Insulin Resistance is Associated with MCP1-Mediated Macrophage Accumulation in Skeletal Muscle in Mice and Humans

Inflammation is now recognized as a major factor contributing to type 2 diabetes (T2D). However, while the mechanisms and consequences associated with white adipose tissue inflammation are well described, very little is known concerning the situation in skeletal muscle. The aim of this study was to investigate, in vitro and in vivo, how skeletal muscle inflammation develops and how in turn it modulates local and systemic insulin sensitivity in different mice models of T2D and in humans, focusing on the role of the chemokine MCP1. Here, we found that skeletal muscle inflammation and macrophage markers are increased and associated with insulin resistance in mice models and humans. In addition, we demonstrated that intra-muscular TNFα expression is exclusively restricted to the population of intramuscular leukocytes and that the chemokine MCP1 was associated with skeletal muscle inflammatory markers in these models. Furthermore, we demonstrated that exposure of C2C12 myotubes to palmitate elevated the production of the chemokine MCP1 and that the muscle-specific overexpression of MCP1 in transgenic mice induced the local recruitment of macrophages and altered local insulin sensitivity. Overall our study demonstrates that skeletal muscle inflammation is clearly increased in the context of T2D in each one of the models we investigated, which is likely consecutive to the lipotoxic environment generated by peripheral insulin resistance, further increasing MCP1 expression in muscle. Consequently, our results suggest that MCP1-mediated skeletal muscle macrophages recruitment plays a role in the etiology of T2D.

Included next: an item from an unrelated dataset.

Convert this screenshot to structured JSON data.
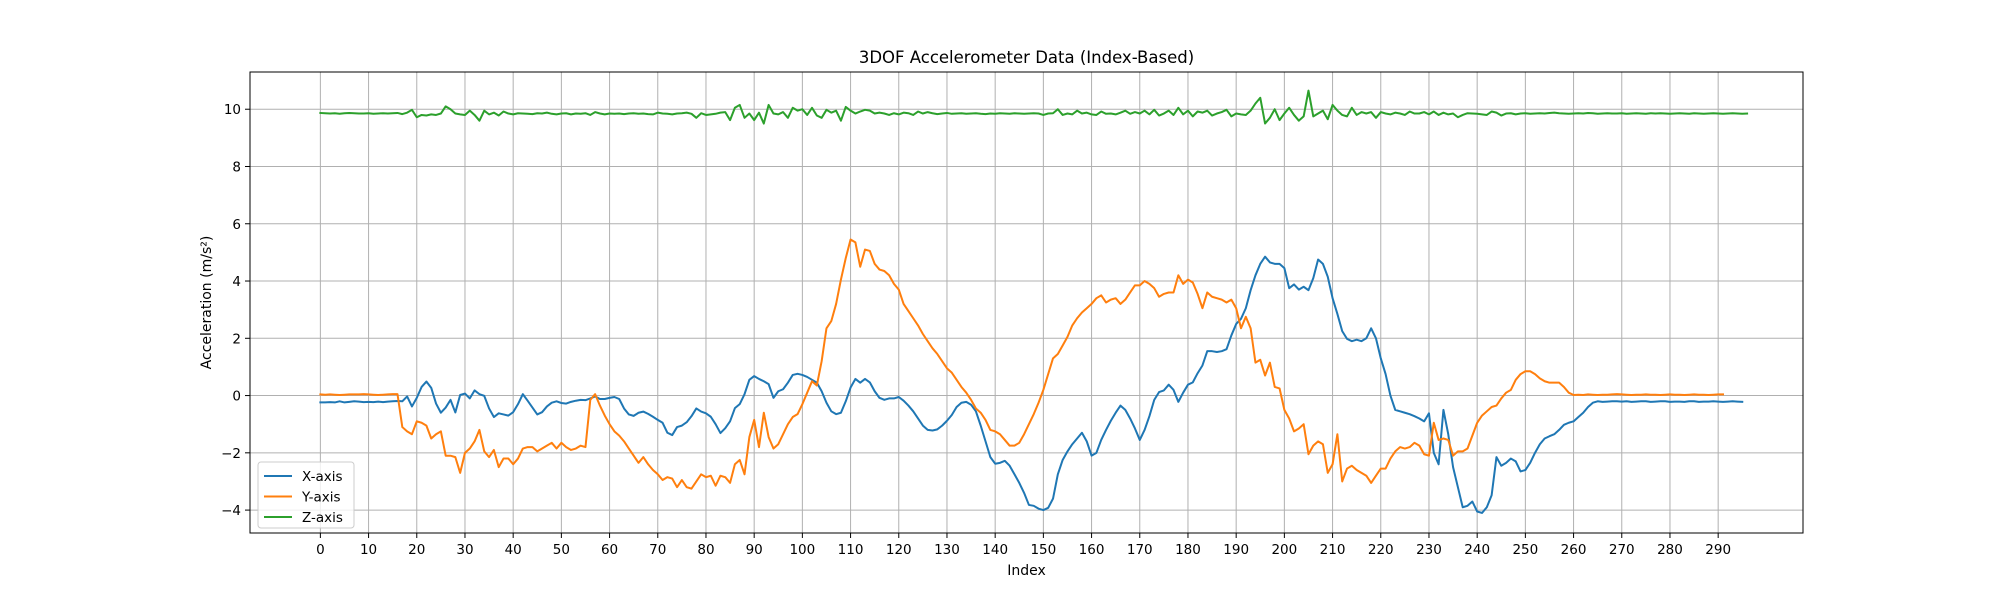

目前学界已明确，炎症是诱发2型糖尿病（type 2 diabetes, T2D）的核心危险因素。然而，尽管白色脂肪组织（white adipose tissue）炎症的相关机制与后果已被充分阐明，但针对骨骼肌（skeletal muscle）炎症的研究却相对匮乏。本研究旨在通过体外（in vitro）与体内（in vivo）实验，探究不同2型糖尿病小鼠模型及人类体内的骨骼肌炎症发生机制，以及其如何反向调控局部与全身胰岛素敏感性，并重点关注趋化因子MCP1（chemokine MCP1）的作用。 本研究发现，在小鼠模型与人类样本中，骨骼肌炎症及巨噬细胞（macrophage）标志物水平均显著升高，且与胰岛素抵抗（insulin resistance）密切相关。此外，本研究证实，肌内肿瘤坏死因子α（TNFα）的表达仅局限于肌内白细胞群体，且在上述模型中，趋化因子MCP1与骨骼肌炎症标志物显著相关。 进一步研究显示，将C2C12肌管（C2C12 myotubes）暴露于棕榈酸（palmitate）环境后，其趋化因子MCP1的分泌水平显著升高；而在转基因小鼠（transgenic mice）中实现骨骼肌特异性过表达MCP1，可诱导巨噬细胞局部招募，并改变局部胰岛素敏感性。 综上，本研究证实，在本研究所涉及的全部模型中，2型糖尿病背景下的骨骼肌炎症均显著升高，这大概率继发于外周胰岛素抵抗（peripheral insulin resistance）所诱导的脂毒性环境（lipotoxic environment），进而进一步提升肌肉内MCP1的表达水平。最终，本研究结果提示，MCP1介导的骨骼肌巨噬细胞招募在2型糖尿病的病因学（etiology）中发挥了一定作用。